Why China Behaves the Way it Does, and What to Do About It


America remains the world’s most powerful nation, but foreign crises appear to be a constant for the Biden administration. Although Russia and Ukraine have grabbed the spotlight, before that the crisis-du-jour was China and Taiwan. And Beijing will pose the greater challenge over the long term.

The “China problem” is complicated. At least the regime’s behavior is evident to all. Divining its intentions is far more difficult.

The People’s Republic of China mixes ideological, national, and practical motives. That makes addressing its behavior more difficult. Nevertheless, the PRC is not an unstoppable colossus set on global domination with America doomed to eternal submission. To paraphrase Aragorn in The Lord of the Rings, there is a time when the age of Western liberalism may come crashing down, but it is not this day! This day we fight! And we do so more effectively the better we understand what we face.

Nationalism might be the most powerful force in the PRC today. Although the PRC is equated with China, for many people CHINA is something very different than whoever or whatever rules the mainland at any moment or another. Ethnic Chinese the world over celebrated Hong Kong’s retrocession to CHINA, not the PRC. The Chinese believe Taiwan is part of CHINA, not necessarily the PRC. So, too, are their territorial claims made throughout Asia-Pacific waters. The PRC might be the immediate beneficiary of Beijing’s attempted resource grab, but the issue is rooted in the weakness of CHINA during the “Century of Humiliation” before the Communists drove out the foreign oppressors.

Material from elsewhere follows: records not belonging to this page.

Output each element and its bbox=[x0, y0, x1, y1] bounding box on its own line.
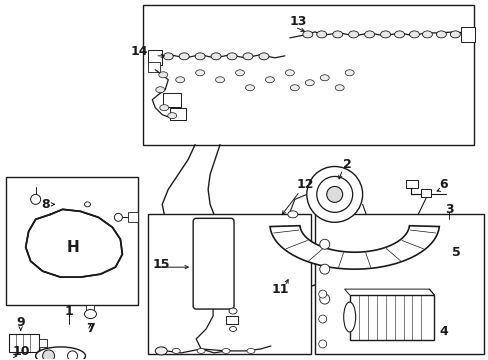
Ellipse shape bbox=[422, 31, 431, 38]
Ellipse shape bbox=[320, 75, 328, 81]
Text: 1: 1 bbox=[64, 305, 73, 318]
Text: 13: 13 bbox=[289, 15, 306, 28]
Text: H: H bbox=[66, 240, 79, 255]
Text: 6: 6 bbox=[438, 178, 447, 191]
Circle shape bbox=[319, 264, 329, 274]
Bar bbox=[39, 339, 46, 347]
Text: 2: 2 bbox=[343, 158, 351, 171]
Bar bbox=[225, 316, 238, 324]
Ellipse shape bbox=[229, 327, 236, 332]
Ellipse shape bbox=[343, 302, 355, 332]
Text: 4: 4 bbox=[439, 325, 447, 338]
Ellipse shape bbox=[287, 211, 297, 218]
Bar bbox=[328, 212, 340, 222]
Circle shape bbox=[319, 239, 329, 249]
Circle shape bbox=[316, 176, 352, 212]
Ellipse shape bbox=[84, 202, 90, 207]
Circle shape bbox=[114, 213, 122, 221]
Circle shape bbox=[306, 166, 362, 222]
Ellipse shape bbox=[197, 348, 204, 354]
Bar bbox=[148, 62, 160, 72]
Ellipse shape bbox=[195, 70, 204, 76]
Ellipse shape bbox=[408, 31, 419, 38]
Circle shape bbox=[318, 290, 326, 298]
Circle shape bbox=[42, 350, 55, 360]
Ellipse shape bbox=[160, 105, 168, 111]
Ellipse shape bbox=[332, 31, 342, 38]
Ellipse shape bbox=[159, 72, 167, 78]
Text: 10: 10 bbox=[13, 345, 30, 359]
Ellipse shape bbox=[285, 70, 294, 76]
Bar bbox=[128, 212, 138, 222]
Circle shape bbox=[319, 294, 329, 304]
Ellipse shape bbox=[335, 85, 344, 91]
Text: 3: 3 bbox=[444, 203, 453, 216]
Ellipse shape bbox=[179, 53, 189, 60]
Ellipse shape bbox=[345, 70, 353, 76]
Circle shape bbox=[31, 194, 41, 204]
Ellipse shape bbox=[211, 53, 221, 60]
Text: 14: 14 bbox=[130, 45, 148, 58]
Text: 5: 5 bbox=[451, 246, 460, 259]
Ellipse shape bbox=[222, 348, 229, 354]
Text: 12: 12 bbox=[295, 178, 313, 191]
Ellipse shape bbox=[243, 53, 252, 60]
Bar bbox=[460, 27, 474, 42]
Ellipse shape bbox=[259, 53, 268, 60]
Circle shape bbox=[67, 351, 78, 360]
FancyBboxPatch shape bbox=[193, 218, 234, 309]
Bar bbox=[56, 199, 73, 210]
Ellipse shape bbox=[394, 31, 404, 38]
Bar bbox=[148, 50, 162, 65]
Ellipse shape bbox=[364, 31, 374, 38]
Ellipse shape bbox=[290, 85, 299, 91]
Ellipse shape bbox=[348, 31, 358, 38]
Ellipse shape bbox=[215, 77, 224, 83]
Ellipse shape bbox=[435, 31, 446, 38]
Bar bbox=[349, 295, 433, 340]
Circle shape bbox=[318, 315, 326, 323]
Ellipse shape bbox=[246, 348, 254, 354]
Bar bbox=[148, 214, 310, 354]
Ellipse shape bbox=[235, 70, 244, 76]
Ellipse shape bbox=[305, 80, 314, 86]
Bar bbox=[163, 93, 181, 107]
Ellipse shape bbox=[155, 347, 167, 355]
Ellipse shape bbox=[245, 85, 254, 91]
Text: 9: 9 bbox=[16, 315, 25, 329]
Bar bbox=[86, 305, 94, 313]
Polygon shape bbox=[26, 210, 122, 277]
Ellipse shape bbox=[316, 31, 326, 38]
Text: 15: 15 bbox=[152, 258, 169, 271]
Ellipse shape bbox=[175, 77, 184, 83]
Ellipse shape bbox=[36, 347, 85, 360]
Ellipse shape bbox=[172, 348, 180, 354]
Text: 7: 7 bbox=[86, 323, 95, 336]
Ellipse shape bbox=[167, 113, 176, 119]
Ellipse shape bbox=[302, 31, 312, 38]
Bar bbox=[9, 334, 39, 352]
Ellipse shape bbox=[226, 53, 237, 60]
Ellipse shape bbox=[449, 31, 459, 38]
Ellipse shape bbox=[163, 53, 173, 60]
Circle shape bbox=[326, 186, 342, 202]
Ellipse shape bbox=[228, 308, 237, 314]
Polygon shape bbox=[269, 226, 438, 269]
Bar bbox=[170, 108, 186, 120]
Ellipse shape bbox=[265, 77, 274, 83]
Ellipse shape bbox=[84, 310, 96, 319]
Ellipse shape bbox=[195, 53, 204, 60]
Bar bbox=[382, 250, 392, 272]
Text: 11: 11 bbox=[270, 283, 288, 296]
Ellipse shape bbox=[156, 87, 164, 93]
Circle shape bbox=[318, 340, 326, 348]
Bar bbox=[314, 214, 483, 354]
Bar bbox=[143, 5, 473, 145]
Text: 8: 8 bbox=[41, 198, 49, 211]
Bar bbox=[6, 177, 138, 305]
Bar bbox=[421, 189, 430, 197]
Ellipse shape bbox=[380, 31, 390, 38]
Bar bbox=[392, 242, 447, 280]
Bar bbox=[406, 180, 418, 188]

History weighs heavily on the Chinese people and plays an integral role in this narrative. Hong Kong ended up a British colony because it was the spoils in the two Opium Wars, basically waged by London to force Imperial China to allow the sale of opium (and make additional commercial concessions). In the mid-19th century, British (primarily) and French troops looted and then destroyed the Summer Palace, the ruins of which are on display in Beijing. The episode still rankles in modern China.

Western concessions in China spread over time; in Shanghai the Bund, or waterfront, sports numerous 19th century European-style buildings which were part of the Western zone from which unauthorized Chinese were barred. In 1895 Japan defeated China in war and seized Taiwan. Moreover, the weak, ever-declining empire and chaotic successor governments were unable to pursue territorial claims in nearby waters. Many Chinese see the PRC’s current assertiveness as a long overdue effort to reclaim what was legitimately CHINA’s.

Like most countries, Beijing is quite concerned about security. The US is perhaps the most secure nation on earth, at least when it isn’t attempting to run the world. America enjoys vast oceans east and west and pacific neighbors north and south. Other than geopolitical pinpricks—the 9/11 terrorist attacks, Japan’s release of balloon bombs against the Northwest, occupation of some Aleutian Islands, and bombing of Pearl Harbor—the last war on American soil was the Civil War. The last conflict with a foreign nation, which Washington initiated, was the Mexican-American War.

In contrast, China has land boundaries with 14 countries and several close water-bound neighbors, most importantly Japan. Over the last century China has been at war with Japan, Russia, Korea, Vietnam, and India. Today the PRC appears more threatening than threatened, but like in Russia, people remember the vulnerabilities of the past and vow never to allow them to recur.

Equally, if not more important is internal security, upon which Beijing spends more than on traditional “defense.” The evolving empire faced sporadic revolts as well as invasions. Instability increased as the empire weakened. The most famous 19th century conflagration was the Boxer Rebellion, which triggered international intervention. Earlier resistance to imperial authority included the Taiping Rebellion, Nian Rebellion, Du Wenxiu Rebellion, and two Dungan Revolts. In 1911 the Xinhai Revolution against the monarchy erupted, leading to a weak republic and decades of conflict highlighted by warlords and Japan’s invasion. Some of these conflicts lasted years and cost tens of millions of lives.

Chinese don’t want a repeat performance, even for a theoretically good cause.

Economic growth also is a priority. China, both CHINA and the PRC suffered from immiserating poverty which lasted for centuries. Raising people out of poverty is a goal for its own sake, but especially to create a stronger nation state and to solidify political support for the current regime. The Chinese Communist Party was vulnerable to attack in 1989 because prosperity did not yet counterbalance tyranny. The PRC was developing more quickly but had started at a very low base.